Visual aids will help you get and maintain attention, move quickly through the presentation, and stay in control of your demonstration. Gather visual aids that support the kind of dentistry you are providing: books, brochures, before and after photography, patient education systems, digital photography. During the appointment where you are gathering information about your patient, take intra-oral or digital photographs. Store these so that you can retrieve them during your presentation.

There is no visual aid that will be more powerful than a person seeing his/her own mouth. And, if you are storing all of your images, you can show a person some before and after photography of similar situations so that they can truly understand what you are talking about, they can see the benefits and the end results of the treatment you are recommending, and you can provide proof that you can create the results you are describing: features, benefits and proof.

Features: Visual aids show people examples of your dentistry. Remember, most people know nothing about dentistry. For instance, when you say “crown” you must not assume that the other person knows what you are talking about. Use visual aids to help them see what you are talking about. If all you do is talk, only 11% of learning is accessed.

Start now (if you haven’t already done so) to take before and after photographs or images of all your cases. Begin to create a portfolio of these photographs or images so that you can refer to them. As you are preparing for your case presentation, think about a case that is as close to the new case as possible. You will want the patient to relate to the similar situation so that they can begin to understand what you will be doing for them.

Benefits: A person must grasp the benefits or end results of treatment you are recommending. All behavior and all decisions are based on “what’s in this for me.”

When you are preparing for your presentation and you have selected a similar situation to show the patient, be thinking of how to relate this similar situation to the patient’s condition. For example, “Mrs. Jones, this person had a situation similar to yours, she had a tooth that was fractured much like yours. Can you see the similarity? Once we restored her tooth to health again with a porcelain crown, she looked like this. What do you think?”

It is critical that you have examples of all the kinds of dentistry you are providing. Don’t ask someone to relate to something that is totally different or unrelated to his or her situation. You will confuse them - and a confused person cannot make a decision. Or, if you use an example that is unrelated to them, you will be sending them a message that they are not important enough for you to individualize your presentation specifically for them.

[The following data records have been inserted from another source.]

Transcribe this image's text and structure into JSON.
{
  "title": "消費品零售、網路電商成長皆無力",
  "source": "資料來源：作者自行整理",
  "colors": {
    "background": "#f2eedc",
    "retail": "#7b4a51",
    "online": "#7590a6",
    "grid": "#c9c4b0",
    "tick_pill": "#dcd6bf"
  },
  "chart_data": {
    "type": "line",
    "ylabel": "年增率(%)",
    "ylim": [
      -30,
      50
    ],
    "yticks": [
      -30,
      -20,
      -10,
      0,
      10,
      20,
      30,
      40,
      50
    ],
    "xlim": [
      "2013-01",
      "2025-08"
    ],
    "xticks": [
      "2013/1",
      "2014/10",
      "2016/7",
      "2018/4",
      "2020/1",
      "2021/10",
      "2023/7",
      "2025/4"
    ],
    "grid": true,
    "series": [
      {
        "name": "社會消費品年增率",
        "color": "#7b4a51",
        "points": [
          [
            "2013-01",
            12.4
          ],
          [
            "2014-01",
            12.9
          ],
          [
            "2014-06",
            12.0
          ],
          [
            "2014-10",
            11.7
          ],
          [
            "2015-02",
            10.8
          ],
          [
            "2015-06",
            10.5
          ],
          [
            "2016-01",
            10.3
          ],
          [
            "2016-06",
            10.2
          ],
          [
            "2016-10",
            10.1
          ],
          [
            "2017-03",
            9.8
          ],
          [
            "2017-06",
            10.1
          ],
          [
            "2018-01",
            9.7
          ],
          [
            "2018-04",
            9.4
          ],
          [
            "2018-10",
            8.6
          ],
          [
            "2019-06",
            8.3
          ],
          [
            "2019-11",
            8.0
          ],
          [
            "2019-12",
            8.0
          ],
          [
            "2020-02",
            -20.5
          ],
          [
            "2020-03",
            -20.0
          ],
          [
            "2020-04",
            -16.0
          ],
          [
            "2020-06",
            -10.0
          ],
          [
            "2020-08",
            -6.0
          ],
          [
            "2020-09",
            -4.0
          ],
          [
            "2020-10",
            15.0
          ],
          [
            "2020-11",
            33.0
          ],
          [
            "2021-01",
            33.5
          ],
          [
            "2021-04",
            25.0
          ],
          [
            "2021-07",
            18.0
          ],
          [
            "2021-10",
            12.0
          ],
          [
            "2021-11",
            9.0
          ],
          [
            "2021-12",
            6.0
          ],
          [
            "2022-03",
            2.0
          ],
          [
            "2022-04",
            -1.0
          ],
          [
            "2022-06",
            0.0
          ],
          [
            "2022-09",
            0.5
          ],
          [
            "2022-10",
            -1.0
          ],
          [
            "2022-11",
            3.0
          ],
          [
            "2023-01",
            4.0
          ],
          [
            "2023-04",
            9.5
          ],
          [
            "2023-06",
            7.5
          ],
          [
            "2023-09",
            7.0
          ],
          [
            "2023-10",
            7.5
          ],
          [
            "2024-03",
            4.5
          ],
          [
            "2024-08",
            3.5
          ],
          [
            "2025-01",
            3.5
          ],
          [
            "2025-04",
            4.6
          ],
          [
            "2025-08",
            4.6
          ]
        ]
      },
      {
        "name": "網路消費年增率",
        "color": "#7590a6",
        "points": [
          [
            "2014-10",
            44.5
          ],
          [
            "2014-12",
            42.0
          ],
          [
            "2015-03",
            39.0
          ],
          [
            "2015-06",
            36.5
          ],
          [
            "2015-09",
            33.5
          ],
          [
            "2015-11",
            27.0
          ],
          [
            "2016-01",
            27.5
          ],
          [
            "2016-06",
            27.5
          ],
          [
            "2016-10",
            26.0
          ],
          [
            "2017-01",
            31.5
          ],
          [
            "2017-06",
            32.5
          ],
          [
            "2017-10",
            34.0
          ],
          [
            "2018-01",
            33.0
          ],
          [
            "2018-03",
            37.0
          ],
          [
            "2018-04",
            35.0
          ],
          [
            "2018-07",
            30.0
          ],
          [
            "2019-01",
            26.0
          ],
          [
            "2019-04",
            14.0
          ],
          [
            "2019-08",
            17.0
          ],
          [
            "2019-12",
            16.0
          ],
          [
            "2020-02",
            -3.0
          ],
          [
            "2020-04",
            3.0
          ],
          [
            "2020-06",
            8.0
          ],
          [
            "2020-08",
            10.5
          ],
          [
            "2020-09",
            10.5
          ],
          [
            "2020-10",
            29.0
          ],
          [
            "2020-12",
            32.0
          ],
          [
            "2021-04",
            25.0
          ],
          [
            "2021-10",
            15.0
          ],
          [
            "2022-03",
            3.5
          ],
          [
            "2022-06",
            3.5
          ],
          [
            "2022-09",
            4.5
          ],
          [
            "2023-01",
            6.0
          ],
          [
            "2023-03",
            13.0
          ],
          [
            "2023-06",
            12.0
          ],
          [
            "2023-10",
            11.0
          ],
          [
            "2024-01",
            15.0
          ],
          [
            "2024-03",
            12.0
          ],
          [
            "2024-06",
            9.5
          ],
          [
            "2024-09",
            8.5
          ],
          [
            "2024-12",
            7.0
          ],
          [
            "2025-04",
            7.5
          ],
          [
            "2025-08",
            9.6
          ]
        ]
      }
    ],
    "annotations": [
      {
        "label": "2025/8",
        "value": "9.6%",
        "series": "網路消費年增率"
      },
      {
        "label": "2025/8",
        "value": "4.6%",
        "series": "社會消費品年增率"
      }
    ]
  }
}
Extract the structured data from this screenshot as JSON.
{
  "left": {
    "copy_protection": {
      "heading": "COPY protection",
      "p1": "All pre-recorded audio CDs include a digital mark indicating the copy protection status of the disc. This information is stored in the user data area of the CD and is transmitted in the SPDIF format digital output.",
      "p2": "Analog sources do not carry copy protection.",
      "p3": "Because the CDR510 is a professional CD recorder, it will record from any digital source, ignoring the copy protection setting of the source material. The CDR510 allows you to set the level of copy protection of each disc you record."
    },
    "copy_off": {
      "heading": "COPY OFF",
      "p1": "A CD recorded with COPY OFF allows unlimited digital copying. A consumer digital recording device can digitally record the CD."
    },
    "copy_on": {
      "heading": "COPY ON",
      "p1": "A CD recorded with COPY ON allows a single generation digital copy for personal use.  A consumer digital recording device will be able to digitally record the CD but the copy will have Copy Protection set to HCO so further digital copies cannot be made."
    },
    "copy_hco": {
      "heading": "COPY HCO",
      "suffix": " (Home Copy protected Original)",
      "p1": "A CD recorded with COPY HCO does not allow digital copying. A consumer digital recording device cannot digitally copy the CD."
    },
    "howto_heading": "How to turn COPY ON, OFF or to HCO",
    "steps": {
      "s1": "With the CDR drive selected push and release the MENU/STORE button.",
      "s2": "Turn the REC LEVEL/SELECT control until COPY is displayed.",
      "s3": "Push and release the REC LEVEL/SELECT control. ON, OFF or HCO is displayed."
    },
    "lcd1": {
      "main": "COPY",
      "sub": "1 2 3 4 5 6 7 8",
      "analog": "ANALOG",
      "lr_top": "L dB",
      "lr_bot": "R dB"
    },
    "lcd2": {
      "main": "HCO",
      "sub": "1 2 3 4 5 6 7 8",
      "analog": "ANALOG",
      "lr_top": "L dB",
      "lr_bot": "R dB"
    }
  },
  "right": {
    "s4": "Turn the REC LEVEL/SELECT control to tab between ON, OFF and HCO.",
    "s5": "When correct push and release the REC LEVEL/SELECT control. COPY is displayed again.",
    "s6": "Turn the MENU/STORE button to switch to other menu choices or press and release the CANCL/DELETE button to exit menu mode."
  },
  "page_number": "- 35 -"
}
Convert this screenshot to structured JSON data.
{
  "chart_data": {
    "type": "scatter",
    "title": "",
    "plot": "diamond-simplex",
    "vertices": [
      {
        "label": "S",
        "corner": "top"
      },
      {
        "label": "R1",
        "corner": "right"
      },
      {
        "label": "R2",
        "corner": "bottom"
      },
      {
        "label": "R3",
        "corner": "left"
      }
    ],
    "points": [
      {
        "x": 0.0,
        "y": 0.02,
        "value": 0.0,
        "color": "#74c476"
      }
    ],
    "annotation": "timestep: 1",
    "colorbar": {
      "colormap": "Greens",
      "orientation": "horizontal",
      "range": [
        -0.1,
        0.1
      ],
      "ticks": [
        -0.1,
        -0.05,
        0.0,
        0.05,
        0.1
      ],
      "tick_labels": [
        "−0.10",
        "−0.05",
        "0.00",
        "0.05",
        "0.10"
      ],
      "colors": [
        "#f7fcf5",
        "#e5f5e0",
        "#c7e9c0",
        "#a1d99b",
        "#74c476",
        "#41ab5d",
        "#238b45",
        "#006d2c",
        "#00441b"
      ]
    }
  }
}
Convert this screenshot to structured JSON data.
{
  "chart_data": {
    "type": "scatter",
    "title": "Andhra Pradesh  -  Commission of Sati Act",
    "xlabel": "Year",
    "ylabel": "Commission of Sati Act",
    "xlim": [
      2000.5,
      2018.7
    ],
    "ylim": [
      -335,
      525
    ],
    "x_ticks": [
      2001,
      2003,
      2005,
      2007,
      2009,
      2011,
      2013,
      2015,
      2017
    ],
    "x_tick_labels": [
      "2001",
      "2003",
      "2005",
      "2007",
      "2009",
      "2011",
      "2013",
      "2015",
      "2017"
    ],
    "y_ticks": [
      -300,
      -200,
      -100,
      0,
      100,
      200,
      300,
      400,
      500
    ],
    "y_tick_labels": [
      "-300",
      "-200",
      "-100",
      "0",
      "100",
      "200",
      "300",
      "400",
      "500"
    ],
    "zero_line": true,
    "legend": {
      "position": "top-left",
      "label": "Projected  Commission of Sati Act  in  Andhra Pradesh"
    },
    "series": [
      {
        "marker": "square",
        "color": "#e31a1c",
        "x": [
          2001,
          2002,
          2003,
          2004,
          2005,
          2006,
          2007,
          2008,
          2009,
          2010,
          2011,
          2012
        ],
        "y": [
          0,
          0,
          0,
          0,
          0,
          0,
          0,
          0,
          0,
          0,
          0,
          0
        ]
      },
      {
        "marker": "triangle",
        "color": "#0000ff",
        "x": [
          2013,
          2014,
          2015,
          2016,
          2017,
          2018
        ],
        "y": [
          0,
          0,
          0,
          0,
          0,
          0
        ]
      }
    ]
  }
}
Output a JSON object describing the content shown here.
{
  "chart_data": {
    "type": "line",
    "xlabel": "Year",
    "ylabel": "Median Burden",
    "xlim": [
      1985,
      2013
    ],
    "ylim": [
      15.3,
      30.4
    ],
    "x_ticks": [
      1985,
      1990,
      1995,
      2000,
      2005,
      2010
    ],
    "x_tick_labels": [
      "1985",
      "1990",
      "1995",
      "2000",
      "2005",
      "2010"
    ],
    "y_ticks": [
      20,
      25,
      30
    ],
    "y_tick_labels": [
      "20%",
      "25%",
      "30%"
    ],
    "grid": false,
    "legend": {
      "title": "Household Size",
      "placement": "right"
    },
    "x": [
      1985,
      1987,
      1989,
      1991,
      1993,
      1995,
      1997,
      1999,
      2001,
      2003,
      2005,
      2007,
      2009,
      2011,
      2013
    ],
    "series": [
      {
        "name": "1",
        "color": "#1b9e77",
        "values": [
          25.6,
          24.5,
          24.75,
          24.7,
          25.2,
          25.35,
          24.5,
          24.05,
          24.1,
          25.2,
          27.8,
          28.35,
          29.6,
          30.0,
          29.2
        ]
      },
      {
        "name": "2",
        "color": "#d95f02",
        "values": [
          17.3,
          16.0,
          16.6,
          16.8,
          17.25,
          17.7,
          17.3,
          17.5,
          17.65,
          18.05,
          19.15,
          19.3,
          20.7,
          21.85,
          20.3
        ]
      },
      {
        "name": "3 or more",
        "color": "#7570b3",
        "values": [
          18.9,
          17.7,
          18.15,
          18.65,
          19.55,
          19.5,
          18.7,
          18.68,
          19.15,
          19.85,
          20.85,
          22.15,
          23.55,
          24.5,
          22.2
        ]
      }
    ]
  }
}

Proof: People often base their decisions about future activity based on the past. In dentistry, people will have a limited amount of information and/or experience on which to base their decision. So give them some information. Show them before and after photography of similar situations so that they can see what you have done in the past. This will give them more confidence in their decision about their dental future. Plus it will give them confidence in your ability to create the results you are describing.

You can certainly use professionally produced photo albums. These are better than no visual aid at all. However, there is nothing that will be more effective than showing your own dentistry - giving proof that you can produce excellent results. Implement digital case presentation so your branding and real patient before and after photography may be showcased and set to music.

The fulcrum of your practice is your case presentation. Everything in your practice springboards from this critical system. Focus on your case presentation skills and make a commitment to continually improve those skills. Learn to ask questions and listen. Learn how to use visual aids in your presentations. Learn how to identify objections and then be prepared to handle those objections.

There is more dentistry sitting in your charts waiting to be done than you could probably ever do in the rest of your career. Get the dentistry out of the charts and into the mouths of your patients by making your case presentation the main focus of your practice.